The pope made the comments April 5 at a chrism Mass in St. Peter’s Basilica, where he led more than 1,000 priests and bishops in a renewal of their ordination promises.
The pope, presiding over the first of two Holy Thursday liturgies, blessed the chrism and the oils used in the sacraments of baptism, confirmation, ordination and the anointing of the sick.
They were carried to the altar in silver urns by groups of catechumens, youths preparing for confirmation, the sick and deacons about to be ordained in the Diocese of Rome.
In his homily, the pope spoke about the challenges of the priesthood.
“At times we would like to say to Jesus: Lord, your burden is not at all light. On the contrary, it is tremendously heavy in this world,” the pope said.
“But looking at the one who brought everything, who personally experienced obedience, weakness, pain and darkness, then these complaints of ours fade away,” he said.
In administering the sacraments, the pope said, the priest “no longer represents himself and no longer expresses himself,” but speaks and acts for Christ. For that reason, he said, priests must continually configure themselves to Christ, something that is symbolized in the liturgical vestments they put on.
The amice, which traditionally covered the shoulders and head, reminds priests to concentrate on the celebration of the Mass and on the figure of Christ, and not to let their thoughts wander, he said.
The stole and alb evoke the festive clothing given by the father to the tattered and dirty prodigal son in the Gospel parable, he said. They should remind priests how far they are from Christ and “how much filth exists in our lives,” he said.
The pope said the chasuble, the main liturgical garment worn over the rest, symbolizes the yoke of Christ and his burden of suffering.
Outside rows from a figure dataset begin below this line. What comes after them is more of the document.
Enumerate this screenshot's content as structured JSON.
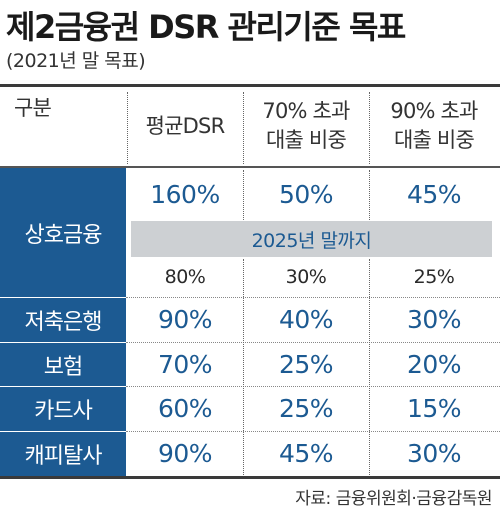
{
  "title": "제2금융권 DSR 관리기준 목표",
  "subtitle": "(2021년 말 목표)",
  "source": "자료: 금융위원회·금융감독원",
  "chart_data": {
    "type": "table",
    "title": "제2금융권 DSR 관리기준 목표",
    "subtitle": "(2021년 말 목표)",
    "columns": [
      "구분",
      "평균DSR",
      "70% 초과\n대출 비중",
      "90% 초과\n대출 비중"
    ],
    "column_lines": [
      [
        "구분"
      ],
      [
        "평균DSR"
      ],
      [
        "70% 초과",
        "대출 비중"
      ],
      [
        "90% 초과",
        "대출 비중"
      ]
    ],
    "rows": [
      {
        "label": "상호금융",
        "values": [
          "160%",
          "50%",
          "45%"
        ],
        "note": "2025년 말까지",
        "note_values": [
          "80%",
          "30%",
          "25%"
        ]
      },
      {
        "label": "저축은행",
        "values": [
          "90%",
          "40%",
          "30%"
        ]
      },
      {
        "label": "보험",
        "values": [
          "70%",
          "25%",
          "20%"
        ]
      },
      {
        "label": "카드사",
        "values": [
          "60%",
          "25%",
          "15%"
        ]
      },
      {
        "label": "캐피탈사",
        "values": [
          "90%",
          "45%",
          "30%"
        ]
      }
    ],
    "source": "자료: 금융위원회·금융감독원"
  },
  "colors": {
    "accent": "#1c5a92",
    "band": "#cdd0d3",
    "text": "#222222"
  }
}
All priests should continue to learn “mildness and humility” from him, he said.
The vestments above all should symbolize love toward God and neighbor, he said.
“A person without love is darkness inside,” he said.
“As we approach the celebration of the Mass, we should ask ourselves if we are wearing this clothing of love. We ask the Lord to drive all hostility from our inmost selves, to remove any sense of self-sufficiency and to dress us with the clothing of love,” he said.
The pope began his homily by citing a story by the Russian writer Leo Tolstoy, in which a king asked a shepherd how God worked. The shepherd said they first had to exchange clothes.
When the king stood in the shepherd’s worn garments, the shepherd said to him: “This is what God does.” The pope said the story is a useful allegory of how God became man and assumed the role of servant for all people.